I know what my kindergarten teacher would have said about this. She was a sweet but stern woman, who would have told them that there are all kinds of people in the world and just because some people are different and that makes you uncomfortable is no reason not to let them join in your games. “Now go back and play nice or I’ll have to make you stand at the fence for five minutes.”
There was one Catholic priest who used the tired old “Deuteronomy calls them an abomination” argument. To which I badly wanted the opportunity to point out that Deuteronomy also strongly recommends the stoning of Sabbath Breakers!!
Sadly also, a number of the testimonies from the opposition to the bill called upon the name of the DSM-IV, The Diagnostic and Statistical Manual of Mental Disorders, published by the American Psychiatric Association. Which lists gender dysphoria among a whole host of serious and troubling other philias. Our inclusion as a group in this book was used to link us to the aforementioned perverts, predators and pedophiles. Another strong reason why we need to step up the fight to have ourselves removed from the next edition, the DSM-V, currently being compiled, just as the Gays were removed from it years ago!
As I grew more tired, I began to welcome the testimonies from our opposition, as the anger that was stirred up each time was helping to keep my caffeine starved-self awake!
Finally as the room was slowly emptying and the night wore on, I heard my own name called. I was totally prepared and had been ready for hours, but as soon as I sat down at the single brown table in the middle of the room, between the audience and the Judiciary Committee’s long table, I was swept by a wave of nerves. I could feel myself shaking ever so slightly. It was as if I had never spoken in front of a crowd before. The literally thousands of people I’ve performed for over the years disappeared from my mind.
I was just Lorelei, trying to tell my story. Hoping the words came out that needed to be said.
I told them I was a proud transgender woman and talked briefly about my family’s long history in the State of Massachusetts. I then went on to talk about my difficulties obtaining a job and the sometimes subtle but still overwhelming amount of prejudice and discrimination that I have faced. Essentially a pared down version of what I submitted in my written testimony, but with the force of being an actual person speaking before them. Trembling slightly, scared and nervous, but not afraid to speak up for what I believe in.

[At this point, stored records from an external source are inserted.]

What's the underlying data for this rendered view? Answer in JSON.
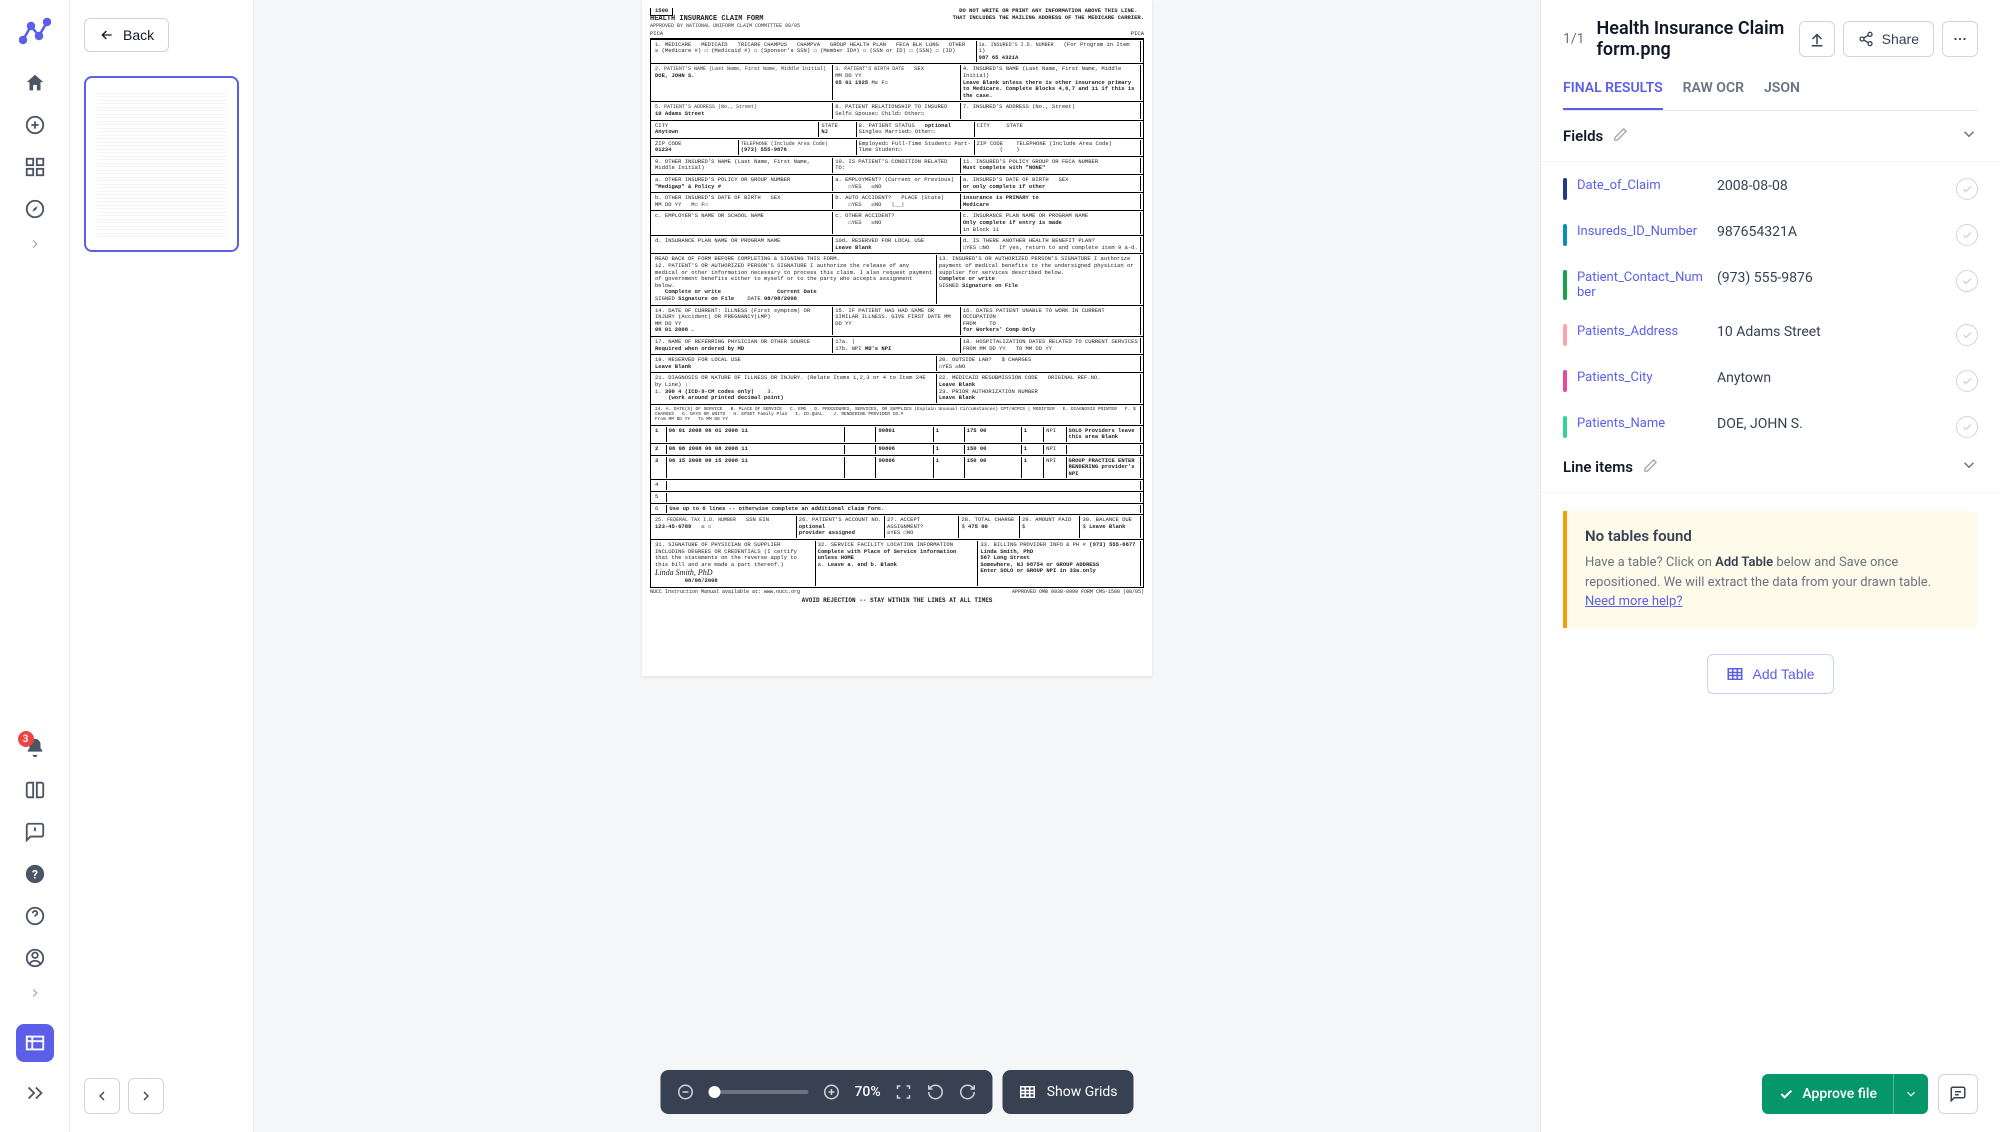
{
  "rail": {
    "notification_count": "3"
  },
  "thumbs": {
    "back_label": "Back"
  },
  "zoom": {
    "percent": "70%",
    "grids_label": "Show Grids"
  },
  "panel": {
    "counter": "1/1",
    "title": "Health Insurance Claim form.png",
    "share_label": "Share",
    "tabs": {
      "final": "FINAL RESULTS",
      "raw": "RAW OCR",
      "json": "JSON"
    },
    "sections": {
      "fields": "Fields",
      "line_items": "Line items"
    },
    "infobox": {
      "title": "No tables found",
      "text_prefix": "Have a table? Click on ",
      "text_bold": "Add Table",
      "text_suffix": " below and Save once repositioned. We will extract the data from your drawn table. ",
      "help_link": "Need more help?"
    },
    "add_table_label": "Add Table",
    "approve_label": "Approve file"
  },
  "fields": [
    {
      "color": "#1e3a8a",
      "label": "Date_of_Claim",
      "value": "2008-08-08"
    },
    {
      "color": "#0891b2",
      "label": "Insureds_ID_Number",
      "value": "987654321A"
    },
    {
      "color": "#16a34a",
      "label": "Patient_Contact_Number",
      "value": "(973) 555-9876"
    },
    {
      "color": "#fda4af",
      "label": "Patients_Address",
      "value": "10 Adams Street"
    },
    {
      "color": "#ec4899",
      "label": "Patients_City",
      "value": "Anytown"
    },
    {
      "color": "#34d399",
      "label": "Patients_Name",
      "value": "DOE, JOHN S."
    },
    {
      "color": "#2563eb",
      "label": "Patients_State",
      "value": "NJ"
    }
  ],
  "form": {
    "title_box": "1500",
    "title": "HEALTH INSURANCE CLAIM FORM",
    "subtitle": "APPROVED BY NATIONAL UNIFORM CLAIM COMMITTEE 08/05",
    "warning1": "DO NOT WRITE OR PRINT ANY INFORMATION ABOVE THIS LINE.",
    "warning2": "THAT INCLUDES THE MAILING ADDRESS OF THE MEDICARE CARRIER.",
    "pica": "PICA",
    "insured_id": "987 65 4321A",
    "insured_id_label": "1a. INSURED'S I.D. NUMBER",
    "patient_name": "DOE, JOHN S.",
    "patient_name_label": "2. PATIENT'S NAME (Last Name, First Name, Middle Initial)",
    "birth": "05  01  1925",
    "birth_label": "3. PATIENT'S BIRTH DATE",
    "address": "10 Adams Street",
    "address_label": "5. PATIENT'S ADDRESS (No., Street)",
    "city": "Anytown",
    "state": "NJ",
    "zip": "01234",
    "phone": "(973) 555-9876",
    "phone_label": "TELEPHONE (Include Area Code)",
    "medigap": "\"Medigap\" & Policy #",
    "sig_on_file": "Signature on File",
    "complete_or_write": "Complete or write",
    "current_date_label": "Current Date",
    "current_date": "08/08/2008",
    "date_illness": "06  01  2008",
    "referring": "Required when ordered by MD",
    "md_npi": "MD's NPI",
    "diag": "300 4 (ICD-9-CM codes only)",
    "diag_note": "(work around printed decimal point)",
    "none": "Must complete with \"NONE\"",
    "only_if": "or only complete if other",
    "primary_to": "insurance is PRIMARY to",
    "medicare": "Medicare",
    "only_complete": "Only complete if entry is made",
    "workers": "for Workers' Comp Only",
    "svc1": "06  01 2008 06  01 2008 11",
    "svc1_code": "90801",
    "svc1_amt": "175 00",
    "svc2": "06  08 2008 06  08 2008 11",
    "svc2_code": "90806",
    "svc2_amt": "150 00",
    "svc3": "06  15 2008 06  15 2008 11",
    "svc3_code": "90806",
    "svc3_amt": "150 00",
    "solo": "SOLO Providers leave this area Blank",
    "group_practice": "GROUP PRACTICE ENTER RENDERING provider's NPI",
    "up_to_6": "Use up to 6 lines -- otherwise complete an additional claim form.",
    "tax_id": "123-45-6789",
    "tax_id_label": "25. FEDERAL TAX I.D. NUMBER",
    "optional": "optional",
    "provider_assigned": "provider assigned",
    "total": "475 00",
    "provider_name": "Linda Smith, PhD",
    "provider_addr": "567 Long Street",
    "provider_city": "Somewhere, NJ 08754 or GROUP ADDRESS",
    "provider_phone": "(973) 555-6677",
    "signature": "Linda Smith, PhD",
    "sign_date": "08/08/2008",
    "complete_place": "Complete with Place of Service information unless HOME",
    "enter_solo": "Enter SOLO or GROUP NPI in 33a.only",
    "leave_ab": "Leave a. and b. Blank",
    "leave_blank": "Leave Blank",
    "must_blank": "Leave Blank unless there is other insurance primary to Medicare. Complete Blocks 4,6,7 and 11 if this is the case.",
    "nucc": "NUCC Instruction Manual available at: www.nucc.org",
    "approved_omb": "APPROVED OMB 0938-0999 FORM CMS-1500 (08/05)",
    "avoid": "AVOID REJECTION -- STAY WITHIN THE LINES AT ALL TIMES",
    "row_1": "1",
    "row_2": "2",
    "row_3": "3",
    "units_1": "1",
    "svc_pipe": " | "
  }
}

As soon as I saw the sign that said “Time” flashed by the woman sitting quietly to my left in front of the table, I wrapped up with a statement that I had written out so I could deliver it clearly and succinctly.
“I support this bill because I wish to have the opportunity to once more become a gainfully employed and contributing member of society and this great Commonwealth. Thank you.”
After I delivered my testimony I stayed for a while longer to listen to others and finally, at around 10:30, with the hearing still going I began the long midnight journey back to Western Mass with my friend Danica Marie, who also gave a very powerful and moving testimony, along for the ride.
All in all it was a glorious day!! I felt like we were ready and fully charged for the battle we fought. It made me proud to see so many transfolks stepping forward in solidarity and speaking up for the rights we deserve!
Hopefully we were heard loud and clear and the Judiciary Committee will pass this crucial bill along for approval by the House and Senate.
It’s hard to know what will happen from here, but one thing is for certain. We will never give up the struggle against discrimination and hatred. No matter what the outcome of this single battle, we will never give up the fight for Transgender Rights!!!! We cannot and we must not.